Adult Dosing
Thallium myocardial perfusion imaging
- 0.142 mg/kg/min (0.57 mg/kg total) IV over 4 mins, Max: 60 mg/procedure
- Inject thallium within 5 mins after the 4-min infusion of dipyridamole
Note:
- Dilute dipyridamole injection in 1:2 ratio with 0.45% or 0.9% sodium chloride, or 5% dextrose for a total volume of approximately 20 to 50 mL
Pediatric Dosing
- Safety and effectiveness in the pediatric patient have not been established
[Outline]
- Intravenous dipyridamole causes serious adverse reactions including cardiac death, fatal and nonfatal myocardial infarction, ventricular fibrillation, symptomatic ventricular tachycardia, stroke, transient cerebral ischemia, seizures, anaphylactoid reaction and bronchospasm.
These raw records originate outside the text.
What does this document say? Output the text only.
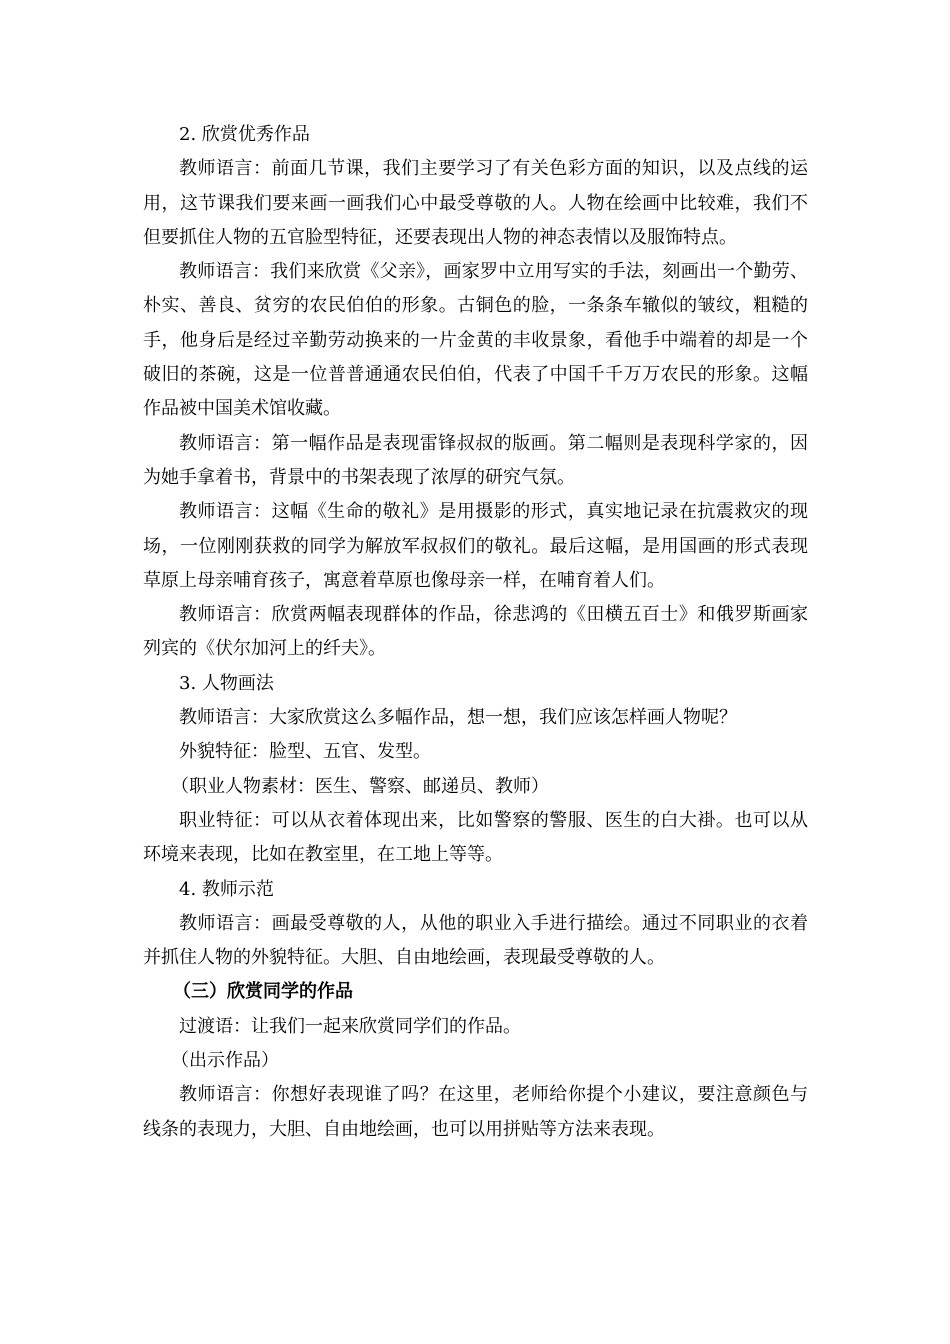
2. 欣赏优秀作品

教师语言：前面几节课，我们主要学习了有关色彩方面的知识，以及点线的运用，这节课我们要来画一画我们心中最受尊敬的人。人物在绘画中比较难，我们不但要抓住人物的五官脸型特征，还要表现出人物的神态表情以及服饰特点。

教师语言：我们来欣赏《父亲》，画家罗中立用写实的手法，刻画出一个勤劳、朴实、善良、贫穷的农民伯伯的形象。古铜色的脸，一条条车辙似的皱纹，粗糙的手，他身后是经过辛勤劳动换来的一片金黄的丰收景象，看他手中端着的却是一个破旧的茶碗，这是一位普普通通农民伯伯，代表了中国千千万万农民的形象。这幅作品被中国美术馆收藏。

教师语言：第一幅作品是表现雷锋叔叔的版画。第二幅则是表现科学家的，因为她手拿着书，背景中的书架表现了浓厚的研究气氛。

教师语言：这幅《生命的敬礼》是用摄影的形式，真实地记录在抗震救灾的现场，一位刚刚获救的同学为解放军叔叔们的敬礼。最后这幅，是用国画的形式表现草原上母亲哺育孩子，寓意着草原也像母亲一样，在哺育着人们。

教师语言：欣赏两幅表现群体的作品，徐悲鸿的《田横五百士》和俄罗斯画家列宾的《伏尔加河上的纤夫》。

3. 人物画法

教师语言：大家欣赏这么多幅作品，想一想，我们应该怎样画人物呢？

外貌特征：脸型、五官、发型。

（职业人物素材：医生、警察、邮递员、教师）

职业特征：可以从衣着体现出来，比如警察的警服、医生的白大褂。也可以从环境来表现，比如在教室里，在工地上等等。

4. 教师示范

教师语言：画最受尊敬的人，从他的职业入手进行描绘。通过不同职业的衣着并抓住人物的外貌特征。大胆、自由地绘画，表现最受尊敬的人。

（三）欣赏同学的作品

过渡语：让我们一起来欣赏同学们的作品。

（出示作品）

教师语言：你想好表现谁了吗？在这里，老师给你提个小建议，要注意颜色与线条的表现力，大胆、自由地绘画，也可以用拼贴等方法来表现。
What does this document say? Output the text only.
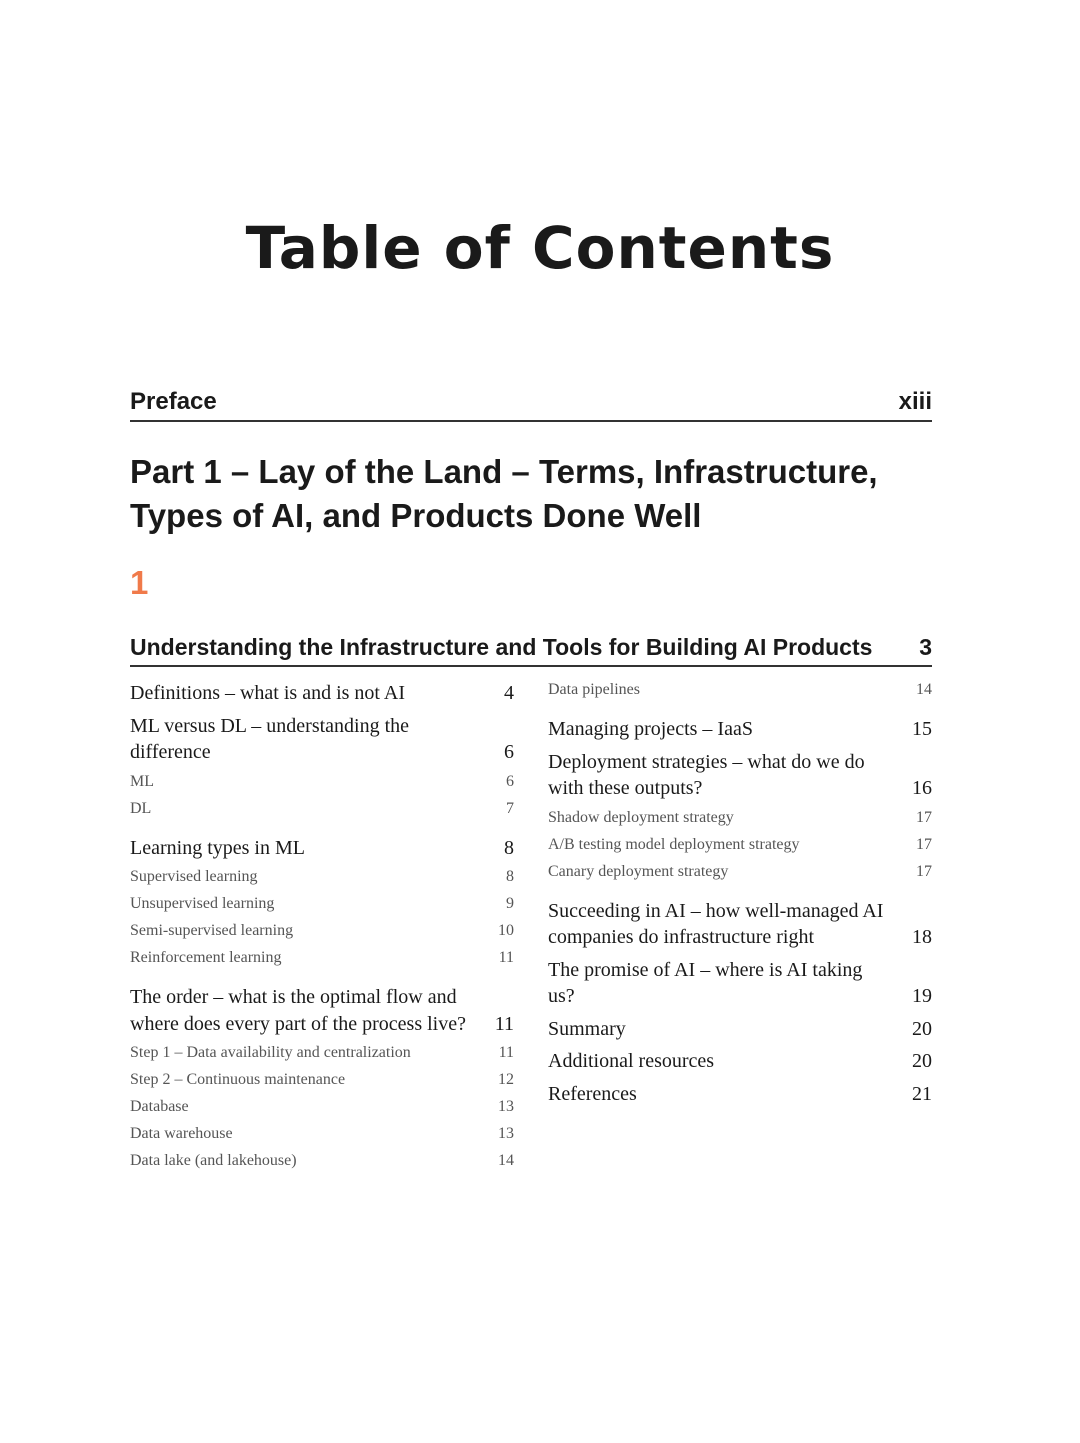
Table of Contents
Preface	xiii
Part 1 – Lay of the Land – Terms, Infrastructure,
Types of AI, and Products Done Well
1
Understanding the Infrastructure and Tools for Building AI Products 3
Definitions – what is and is not AI	4
ML versus DL – understanding the difference	6
ML	6
DL	7
Learning types in ML	8
Supervised learning	8
Unsupervised learning	9
Semi-supervised learning	10
Reinforcement learning	11
The order – what is the optimal flow and where does every part of the process live?	11
Step 1 – Data availability and centralization	11
Step 2 – Continuous maintenance	12
Database	13
Data warehouse	13
Data lake (and lakehouse)	14
Data pipelines	14
Managing projects – IaaS	15
Deployment strategies – what do we do with these outputs?	16
Shadow deployment strategy	17
A/B testing model deployment strategy	17
Canary deployment strategy	17
Succeeding in AI – how well-managed AI companies do infrastructure right	18
The promise of AI – where is AI taking us?	19
Summary	20
Additional resources	20
References	21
Patients with severe coronary artery disease and history of asthma are at greater risk
- Asystole, sinus node arrest, sinus node depression and conduction block have been reported with dipyridamole infusion. Use cautiously in patients with abnormalities of cardiac impulse formation/conduction
- As dipyridamole infusion causes serious adverse events, the potential clinical information to be gained through use of intravenous dipyridamole thallium imaging must be weighed against the risk to the patient
- Keep parenteral aminophylline readily available while performing thallium myocardial perfusion imaging with intravenous dipyridamole. If severe chest pain or bronchospasm occurs, administer aminophylline by slow intravenous injection in doses ranging from 50 to 250 mg. If chest pain is not relieved within a few minutes of aminophylline administration, give sublingual nitroglycerin and if still chest pain continues, the possibility of myocardial infarction should be considered
- Monitor vital signs during, and for 10 to 15 minutes following, the intravenous infusion of dipyridamole and obtain electrocardiographic tracing using at least one chest lead
- If hypotension occurs, place the patient in supine position with the head tilted down
- Inject thallium-201 and allow to circulate for one minute before the injection of aminophylline if the clinical condition of a patient with an adverse event permits a one-minute delay in the administration of parenteral aminophylline. This will allow initial thallium perfusion imaging to be performed before reversal of the pharmacologic effects of dipyridamole on the coronary circulation
Cautions: Use cautiously in
- Severe coronary artery disease
- Cardiac impulse formation/conduction abnormalities
- History of unstable angina
- History of asthma
Pregnancy Category:B
Breastfeeding: As dipyridamole is excreted in human milk, manufacturer advises caution while administering to nursing woman.